Sommerurlaub am Speicherteich
Die rund 500 Beschneiungsteiche in Österreichs Skigebieten werden zunehmend zu Sommerattraktionen – zum Planschen, für überschaubare Yachttörns oder auch als kunstvoll genutzte Oasen der Ruhe.
An der Bergstation erwartet den Besucher eine spiegelglatte Wasserfläche. Je nach Blickrichtung kann sie als magischer Vordergrund zu den Kitzbüheler Grasbergen oder den Felszacken des Wilden Kaisers gesehen werden. Um die Aussicht zu verändern, muss die körpergerechte Holzliege nur gedreht werden. Zwei dieser Liegen stehen am Teich, doch unter der Wasseroberfläche ist Getümmel zu entdecken. Neben einer schier endlosen Kaulquappenprozession sind zahlreiche große Regenbogenforellen zu sichten. Die Nutzung eines Beschneiungsteichs zur Fischzucht ist neu und in diesem Fall keine Gästeattraktion, sondern dem Bauern am Astberg vorbehalten.
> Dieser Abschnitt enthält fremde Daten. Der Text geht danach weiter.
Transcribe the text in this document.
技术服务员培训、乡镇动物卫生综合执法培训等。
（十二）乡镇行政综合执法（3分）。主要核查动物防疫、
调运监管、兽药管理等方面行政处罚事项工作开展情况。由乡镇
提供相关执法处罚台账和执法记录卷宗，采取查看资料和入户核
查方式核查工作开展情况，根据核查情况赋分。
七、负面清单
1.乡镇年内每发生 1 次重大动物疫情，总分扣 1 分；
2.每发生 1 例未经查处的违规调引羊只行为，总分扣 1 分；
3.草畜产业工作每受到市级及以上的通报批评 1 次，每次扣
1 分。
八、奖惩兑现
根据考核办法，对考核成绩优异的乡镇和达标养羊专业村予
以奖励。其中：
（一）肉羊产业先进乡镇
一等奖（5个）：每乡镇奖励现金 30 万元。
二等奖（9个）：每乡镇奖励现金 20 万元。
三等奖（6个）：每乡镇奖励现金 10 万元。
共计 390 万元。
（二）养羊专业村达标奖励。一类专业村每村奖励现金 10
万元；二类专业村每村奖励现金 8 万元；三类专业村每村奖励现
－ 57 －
Andernorts spielen die für die Schneesicherheit der Skigebiete geschaffenen Gewässer aktivere Rollen. „Am Scheffauer Beschneiungsteich sollten diesen Sommer jeweils dienstags und sonntags Segelyachttörns stattfinden“, erzählt der Prokurist der Bergbahn Scheffau, Andreas Haselsberger. Dass es noch nicht so weit ist, hat mit behördlichen Auflagen zu tun. So bedarf es zum Befahren des zwei Hektar großen Teichs eines Binnenschifffahrtpatents. Mit Hilfe des Yachtclubs soll diese Klippe nun umschifft werden. Dann wird es dort belebter – und auch am Astbergteich haben es die Fische nicht mehr lang ruhig. Am 1. Juli legen Bahn und Blattlalm mit dem Sommerbetrieb los.
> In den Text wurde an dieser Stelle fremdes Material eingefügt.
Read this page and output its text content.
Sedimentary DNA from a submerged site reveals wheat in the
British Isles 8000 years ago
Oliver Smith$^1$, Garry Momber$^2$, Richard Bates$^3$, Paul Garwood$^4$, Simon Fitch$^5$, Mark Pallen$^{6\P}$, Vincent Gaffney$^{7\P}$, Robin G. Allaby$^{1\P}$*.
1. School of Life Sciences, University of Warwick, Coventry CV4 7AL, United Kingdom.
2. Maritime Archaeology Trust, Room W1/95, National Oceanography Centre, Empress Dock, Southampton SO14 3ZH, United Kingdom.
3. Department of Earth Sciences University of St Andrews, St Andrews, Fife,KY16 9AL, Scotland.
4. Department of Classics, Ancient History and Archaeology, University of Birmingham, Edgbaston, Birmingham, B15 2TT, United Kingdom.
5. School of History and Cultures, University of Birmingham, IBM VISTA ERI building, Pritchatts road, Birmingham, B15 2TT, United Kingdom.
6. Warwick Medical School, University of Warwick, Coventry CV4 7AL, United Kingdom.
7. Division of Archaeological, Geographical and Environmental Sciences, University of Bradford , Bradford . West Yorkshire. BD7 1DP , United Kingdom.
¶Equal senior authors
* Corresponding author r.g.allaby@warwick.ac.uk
Schon volle Action herrscht auf einem weiteren Beschneiungsteich der Skiwelt Wilder Kaiser. Der im Tal gelegene Ahornsee ist seit einigen Jahren der Badeteich der Region. „Mit einer Wasserfläche von über 10.000 Quadratmetern wird der Badesee im Winter zusätzlich als Beschneiungsteich für Hochsöll genutzt“, heißt es im Sommerprospekt. Doch die Frage nach Henne oder Ei beantwortet in diesem Fall die stattliche Wassertiefe von elf Metern.
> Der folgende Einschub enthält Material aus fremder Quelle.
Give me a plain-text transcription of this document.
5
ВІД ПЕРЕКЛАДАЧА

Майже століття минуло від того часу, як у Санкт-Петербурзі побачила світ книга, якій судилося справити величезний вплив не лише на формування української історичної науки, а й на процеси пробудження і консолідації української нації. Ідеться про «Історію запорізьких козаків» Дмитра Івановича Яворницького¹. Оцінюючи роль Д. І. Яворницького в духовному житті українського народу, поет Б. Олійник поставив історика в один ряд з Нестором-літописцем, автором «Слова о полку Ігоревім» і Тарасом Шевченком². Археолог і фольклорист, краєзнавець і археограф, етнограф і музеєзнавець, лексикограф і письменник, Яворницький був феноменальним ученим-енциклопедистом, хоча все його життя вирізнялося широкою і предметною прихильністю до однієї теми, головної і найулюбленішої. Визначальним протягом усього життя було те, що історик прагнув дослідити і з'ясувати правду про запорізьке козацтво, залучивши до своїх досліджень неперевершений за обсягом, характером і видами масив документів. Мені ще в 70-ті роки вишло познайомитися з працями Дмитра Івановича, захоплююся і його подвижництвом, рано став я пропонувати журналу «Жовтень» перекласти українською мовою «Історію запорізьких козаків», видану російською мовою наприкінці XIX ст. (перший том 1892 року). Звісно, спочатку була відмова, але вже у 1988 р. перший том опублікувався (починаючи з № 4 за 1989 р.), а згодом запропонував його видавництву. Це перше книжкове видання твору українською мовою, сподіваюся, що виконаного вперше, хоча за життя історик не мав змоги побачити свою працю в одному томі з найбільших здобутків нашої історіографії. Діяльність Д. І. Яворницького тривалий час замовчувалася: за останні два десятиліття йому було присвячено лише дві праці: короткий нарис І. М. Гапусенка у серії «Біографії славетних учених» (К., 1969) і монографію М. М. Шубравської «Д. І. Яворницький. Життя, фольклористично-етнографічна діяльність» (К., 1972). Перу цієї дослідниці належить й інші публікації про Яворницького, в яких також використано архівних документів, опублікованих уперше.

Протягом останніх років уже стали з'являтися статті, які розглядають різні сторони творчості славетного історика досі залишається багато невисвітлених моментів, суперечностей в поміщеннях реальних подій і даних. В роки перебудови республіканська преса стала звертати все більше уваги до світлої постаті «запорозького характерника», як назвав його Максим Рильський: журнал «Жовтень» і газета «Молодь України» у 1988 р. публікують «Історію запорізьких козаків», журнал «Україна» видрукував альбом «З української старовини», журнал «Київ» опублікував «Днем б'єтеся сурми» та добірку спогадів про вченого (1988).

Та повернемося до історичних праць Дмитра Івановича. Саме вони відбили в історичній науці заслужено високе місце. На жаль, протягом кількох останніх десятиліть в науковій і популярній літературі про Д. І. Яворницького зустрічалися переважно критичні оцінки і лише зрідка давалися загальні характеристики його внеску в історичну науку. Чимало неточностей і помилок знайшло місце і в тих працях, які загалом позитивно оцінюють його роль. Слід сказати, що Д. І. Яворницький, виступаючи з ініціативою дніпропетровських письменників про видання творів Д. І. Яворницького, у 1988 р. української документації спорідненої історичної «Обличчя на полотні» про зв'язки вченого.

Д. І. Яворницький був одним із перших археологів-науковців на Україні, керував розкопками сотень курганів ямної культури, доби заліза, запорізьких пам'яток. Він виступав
Die Idee, einen Beschneiungsteich trotz der außerordentlichen Höhenlage von 1800 Metern als sommerliches Badeangebot zu nutzen, hatte man in Serfaus als Erstes. Die Hürden, die man dafür bewältigen musste, waren beachtlich. Einerseits muss im Winter die in Tirol geforderte Trinkwasserqualität gegeben sein, andererseits erfordert die Badeerlaubnis auch eine Aufsicht während der Öffnungszeiten.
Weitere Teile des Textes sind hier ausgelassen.